Long-term costs not factored, experts say
That’s because a January payment may nearly triple the tax rate that the highest earners must pay on dividends — to 43.4 percent from 15 percent, the rate in place since 2003.
If decade-old tax cuts are allowed to expire at the end of this year, dividends will be taxed like ordinary income, and the top rate for ordinary income will rise to 39.6 percent from 35 percent.
High earners will pay an additional 3.8 percent to offset the cost of President Barack Obama’s health care overhaul.
Obama and Republicans in Congress are fighting over whether the top rate for ordinary income should increase. Republicans would prefer that the dividend tax remain at 15 percent but have not taken a hard line on it publicly.
Between Nov. 1 and Dec. 5, 349 companies moved up their dividends or paid special dividends, according to Silverblatt. That is higher than the 314 irregular dividends paid last year in all of November and December.
Normally, when a board declares a special dividend, it’s a sign of financial strength, experts say. That confidence can attract investors and boost the company’s stock price. But these are not normal times. With so many companies declaring special dividends, professional traders have a warning for everyday investors.

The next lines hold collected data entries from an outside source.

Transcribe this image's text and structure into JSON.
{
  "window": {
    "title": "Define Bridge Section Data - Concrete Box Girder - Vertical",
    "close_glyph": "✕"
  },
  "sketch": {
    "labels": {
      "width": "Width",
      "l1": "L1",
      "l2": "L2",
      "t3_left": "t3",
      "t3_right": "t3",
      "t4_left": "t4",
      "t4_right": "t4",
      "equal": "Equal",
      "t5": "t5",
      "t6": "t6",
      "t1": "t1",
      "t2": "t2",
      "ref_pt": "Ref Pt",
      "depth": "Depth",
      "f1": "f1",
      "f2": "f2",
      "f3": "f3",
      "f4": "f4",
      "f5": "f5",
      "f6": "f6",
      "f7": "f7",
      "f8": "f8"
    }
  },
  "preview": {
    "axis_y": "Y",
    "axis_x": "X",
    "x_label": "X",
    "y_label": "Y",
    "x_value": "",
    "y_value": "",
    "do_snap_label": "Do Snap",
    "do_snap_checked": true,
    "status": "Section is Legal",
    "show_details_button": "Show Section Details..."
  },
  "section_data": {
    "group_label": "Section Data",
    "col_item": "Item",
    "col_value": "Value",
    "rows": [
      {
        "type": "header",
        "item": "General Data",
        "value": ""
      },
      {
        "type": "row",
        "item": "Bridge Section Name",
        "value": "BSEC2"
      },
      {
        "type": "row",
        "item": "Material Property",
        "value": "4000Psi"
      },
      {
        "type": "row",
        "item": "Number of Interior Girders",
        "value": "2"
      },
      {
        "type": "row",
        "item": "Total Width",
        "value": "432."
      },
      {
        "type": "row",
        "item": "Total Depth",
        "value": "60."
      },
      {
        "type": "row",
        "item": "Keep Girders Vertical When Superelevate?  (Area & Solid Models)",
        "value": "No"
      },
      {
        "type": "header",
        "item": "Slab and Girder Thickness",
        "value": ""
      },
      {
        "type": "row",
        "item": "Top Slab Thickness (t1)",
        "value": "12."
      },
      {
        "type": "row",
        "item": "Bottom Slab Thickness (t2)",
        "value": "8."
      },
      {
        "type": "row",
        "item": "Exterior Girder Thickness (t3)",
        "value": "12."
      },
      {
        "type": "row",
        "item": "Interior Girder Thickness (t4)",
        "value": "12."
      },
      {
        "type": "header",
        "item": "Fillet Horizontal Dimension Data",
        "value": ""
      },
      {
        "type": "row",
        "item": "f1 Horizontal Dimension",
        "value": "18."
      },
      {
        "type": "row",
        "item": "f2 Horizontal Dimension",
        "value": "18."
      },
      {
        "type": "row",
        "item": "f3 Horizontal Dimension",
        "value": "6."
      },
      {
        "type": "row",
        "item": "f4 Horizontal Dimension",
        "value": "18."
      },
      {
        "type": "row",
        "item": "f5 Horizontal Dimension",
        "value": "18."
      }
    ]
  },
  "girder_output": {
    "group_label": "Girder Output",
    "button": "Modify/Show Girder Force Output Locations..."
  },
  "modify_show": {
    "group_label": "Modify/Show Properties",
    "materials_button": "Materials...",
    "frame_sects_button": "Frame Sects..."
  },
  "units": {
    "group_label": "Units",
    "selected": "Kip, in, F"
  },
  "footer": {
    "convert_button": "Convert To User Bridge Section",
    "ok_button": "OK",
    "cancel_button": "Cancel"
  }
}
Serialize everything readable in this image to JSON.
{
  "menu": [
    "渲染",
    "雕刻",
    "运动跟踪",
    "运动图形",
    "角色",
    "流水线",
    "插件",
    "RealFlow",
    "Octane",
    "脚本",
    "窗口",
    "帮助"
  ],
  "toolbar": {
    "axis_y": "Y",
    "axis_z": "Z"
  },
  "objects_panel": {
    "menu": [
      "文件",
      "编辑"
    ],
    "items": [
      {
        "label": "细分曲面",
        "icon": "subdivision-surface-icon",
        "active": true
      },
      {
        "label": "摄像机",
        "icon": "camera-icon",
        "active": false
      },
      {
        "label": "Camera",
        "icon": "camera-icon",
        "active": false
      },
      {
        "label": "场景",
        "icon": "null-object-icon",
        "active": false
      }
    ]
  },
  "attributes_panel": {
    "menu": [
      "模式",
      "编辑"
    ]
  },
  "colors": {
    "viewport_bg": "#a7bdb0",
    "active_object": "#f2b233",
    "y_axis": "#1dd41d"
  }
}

Peter Tchir, who runs the hedge fund TF Market Advisors believes some companies are not considering the long-term costs of their decisions. “People should scour these companies and see if they’re doing some damage to themselves on the credit side,” he said.
Many of the special dividends, it turns out, are not drawn from the proverbial mountain of cash that companies have been sitting on since the onset of the Great Recession. Costco last month declared a special dividend of $7 per share, or about $3 billion. To pay for it, the company borrowed $3.5 billion. That caused Fitch, a rating agency, to downgrade Costco, though its rating remains relatively high. Costco declined to comment.
Tom Pemberton, of Pemberton Financial Planning, says it’s not unusual for companies to pay questionable special dividends to satisfy big shareholders — especially when they sit on the board. “If I’m a large stockholder, I’m going to say, ‘Hey, let’s go ahead and have a special dividend,’ ” he said.